Can mathematics be used to establish a correlation between fracking and the increased earthquake activity? One can first compare the distribution of production wells where fracking is used to earthquake distribution, and then compare those distributions to disposal wells' locations. (For an example exercise, see Bringing Seismology's Grand Challenges to the Undergraduate Classroom.) The correlation of seismicity to disposal wells is better than to production wells, but most disposal wells don't have nearby earthquakes. Thus disposal wells appear to increase the likelihood of earthquakes, but other factors must be involved as well. Identifying and quantifying those factors is an area of active research.
The next question is whether the increase in fracking is driving an increase in wastewater injection. It turns out that while it may play a part, fracking fluids typically make up less than 10% of wastewater.

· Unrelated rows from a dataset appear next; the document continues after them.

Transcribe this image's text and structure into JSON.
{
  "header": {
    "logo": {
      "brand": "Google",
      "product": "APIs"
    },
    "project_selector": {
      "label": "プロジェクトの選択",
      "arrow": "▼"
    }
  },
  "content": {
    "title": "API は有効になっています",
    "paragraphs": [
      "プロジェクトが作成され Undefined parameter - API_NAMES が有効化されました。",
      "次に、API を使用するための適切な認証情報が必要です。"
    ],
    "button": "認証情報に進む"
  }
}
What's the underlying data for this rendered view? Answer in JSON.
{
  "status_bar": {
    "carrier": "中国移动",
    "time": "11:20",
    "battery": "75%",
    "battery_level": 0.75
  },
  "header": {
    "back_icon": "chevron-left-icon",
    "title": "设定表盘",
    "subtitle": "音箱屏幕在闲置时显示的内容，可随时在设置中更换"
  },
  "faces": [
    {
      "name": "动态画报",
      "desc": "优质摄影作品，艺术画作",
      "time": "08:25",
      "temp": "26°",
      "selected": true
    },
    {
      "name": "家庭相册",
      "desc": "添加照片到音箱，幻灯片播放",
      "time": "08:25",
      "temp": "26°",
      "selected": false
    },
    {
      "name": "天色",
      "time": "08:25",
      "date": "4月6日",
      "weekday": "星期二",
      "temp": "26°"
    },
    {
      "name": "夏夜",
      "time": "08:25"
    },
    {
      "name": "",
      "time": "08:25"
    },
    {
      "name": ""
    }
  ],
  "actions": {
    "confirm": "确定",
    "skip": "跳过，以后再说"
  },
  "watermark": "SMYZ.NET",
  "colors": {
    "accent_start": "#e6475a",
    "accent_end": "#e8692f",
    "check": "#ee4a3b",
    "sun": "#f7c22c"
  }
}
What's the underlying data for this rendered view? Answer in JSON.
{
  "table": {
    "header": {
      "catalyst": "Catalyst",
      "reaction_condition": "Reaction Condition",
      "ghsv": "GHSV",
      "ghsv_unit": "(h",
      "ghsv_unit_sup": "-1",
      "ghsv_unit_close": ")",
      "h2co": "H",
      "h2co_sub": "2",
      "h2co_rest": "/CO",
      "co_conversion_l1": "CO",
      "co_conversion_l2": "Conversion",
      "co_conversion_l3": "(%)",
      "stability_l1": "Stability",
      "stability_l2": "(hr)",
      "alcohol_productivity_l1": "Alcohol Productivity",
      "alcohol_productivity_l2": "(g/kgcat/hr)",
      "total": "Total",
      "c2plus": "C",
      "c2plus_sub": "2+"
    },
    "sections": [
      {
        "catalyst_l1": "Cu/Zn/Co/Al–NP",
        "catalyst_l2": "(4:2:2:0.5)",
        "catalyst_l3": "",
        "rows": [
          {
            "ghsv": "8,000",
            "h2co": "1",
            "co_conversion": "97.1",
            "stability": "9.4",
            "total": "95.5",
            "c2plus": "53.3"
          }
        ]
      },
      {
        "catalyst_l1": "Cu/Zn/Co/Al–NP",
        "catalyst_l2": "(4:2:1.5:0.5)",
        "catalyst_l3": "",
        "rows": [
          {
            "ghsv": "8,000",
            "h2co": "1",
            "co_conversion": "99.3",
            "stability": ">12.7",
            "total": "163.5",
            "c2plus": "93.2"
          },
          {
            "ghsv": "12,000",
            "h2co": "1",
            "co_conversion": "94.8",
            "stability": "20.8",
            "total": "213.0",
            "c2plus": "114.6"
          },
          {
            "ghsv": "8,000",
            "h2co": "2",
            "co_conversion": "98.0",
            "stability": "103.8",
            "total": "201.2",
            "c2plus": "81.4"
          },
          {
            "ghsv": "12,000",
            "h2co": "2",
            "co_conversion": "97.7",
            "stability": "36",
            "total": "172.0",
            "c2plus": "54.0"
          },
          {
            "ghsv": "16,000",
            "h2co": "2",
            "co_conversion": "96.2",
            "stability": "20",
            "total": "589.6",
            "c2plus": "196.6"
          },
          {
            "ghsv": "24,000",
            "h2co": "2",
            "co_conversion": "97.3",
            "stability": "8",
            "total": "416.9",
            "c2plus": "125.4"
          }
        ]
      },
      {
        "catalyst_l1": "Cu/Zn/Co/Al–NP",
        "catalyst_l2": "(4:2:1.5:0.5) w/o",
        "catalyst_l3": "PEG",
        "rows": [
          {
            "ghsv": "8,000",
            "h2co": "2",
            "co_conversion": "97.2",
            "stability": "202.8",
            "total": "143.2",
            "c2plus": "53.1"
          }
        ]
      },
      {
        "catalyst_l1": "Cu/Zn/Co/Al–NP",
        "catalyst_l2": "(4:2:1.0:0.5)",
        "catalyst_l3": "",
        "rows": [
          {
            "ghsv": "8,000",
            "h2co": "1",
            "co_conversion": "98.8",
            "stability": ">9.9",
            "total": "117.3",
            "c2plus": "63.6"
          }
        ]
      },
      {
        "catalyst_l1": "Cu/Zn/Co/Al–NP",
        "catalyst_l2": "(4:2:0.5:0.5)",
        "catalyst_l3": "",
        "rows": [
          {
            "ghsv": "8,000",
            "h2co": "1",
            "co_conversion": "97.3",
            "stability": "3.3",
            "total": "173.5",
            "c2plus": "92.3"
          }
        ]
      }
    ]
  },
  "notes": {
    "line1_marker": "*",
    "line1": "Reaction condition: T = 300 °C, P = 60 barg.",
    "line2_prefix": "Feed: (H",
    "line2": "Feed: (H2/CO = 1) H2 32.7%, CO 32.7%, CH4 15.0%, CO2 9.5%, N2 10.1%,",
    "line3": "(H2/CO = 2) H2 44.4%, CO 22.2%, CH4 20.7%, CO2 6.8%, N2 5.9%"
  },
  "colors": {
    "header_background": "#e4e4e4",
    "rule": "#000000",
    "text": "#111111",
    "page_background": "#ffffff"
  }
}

Thus the increase in the volume of disposal well fluids and the associated induced earthquakes are likely to be due more to changes in conventional oil production than to hydrofracking.
Conclusion
Relatively simple mathematics quickly highlights the complexity of decision-making related to our energy system and can facilitate meaningful comparisons of impacts related to different energy choices.
REFERENCES
Cook, J., and Lewandowsky, S., 2011, The Debunking Handbook, Brisbane, Australia: Global Change Institute, University of Queensland, p. 9. Retrieved from http://www.skepticalscience.com/docs/Debunking_Handbook.pdf
Rubinstein, J. L., and Mahani, A. B., 2015, Myths and facts on wastewater injection, hydraulic fracturing, enhanced oil recovery, and induced seismicity: Seismological Research Letters, v. 86, no. 4, p. 1060-1067, doi.org/10.1785/0220150067
Wallack, L., 1999, News for a Change: An Advocate's Guide to Working with the Media: Los Angeles, SAGE, 168 p.
1 Fracking itself is not actually banned in the state – the ban prohibits high volume hydraulic fracturing.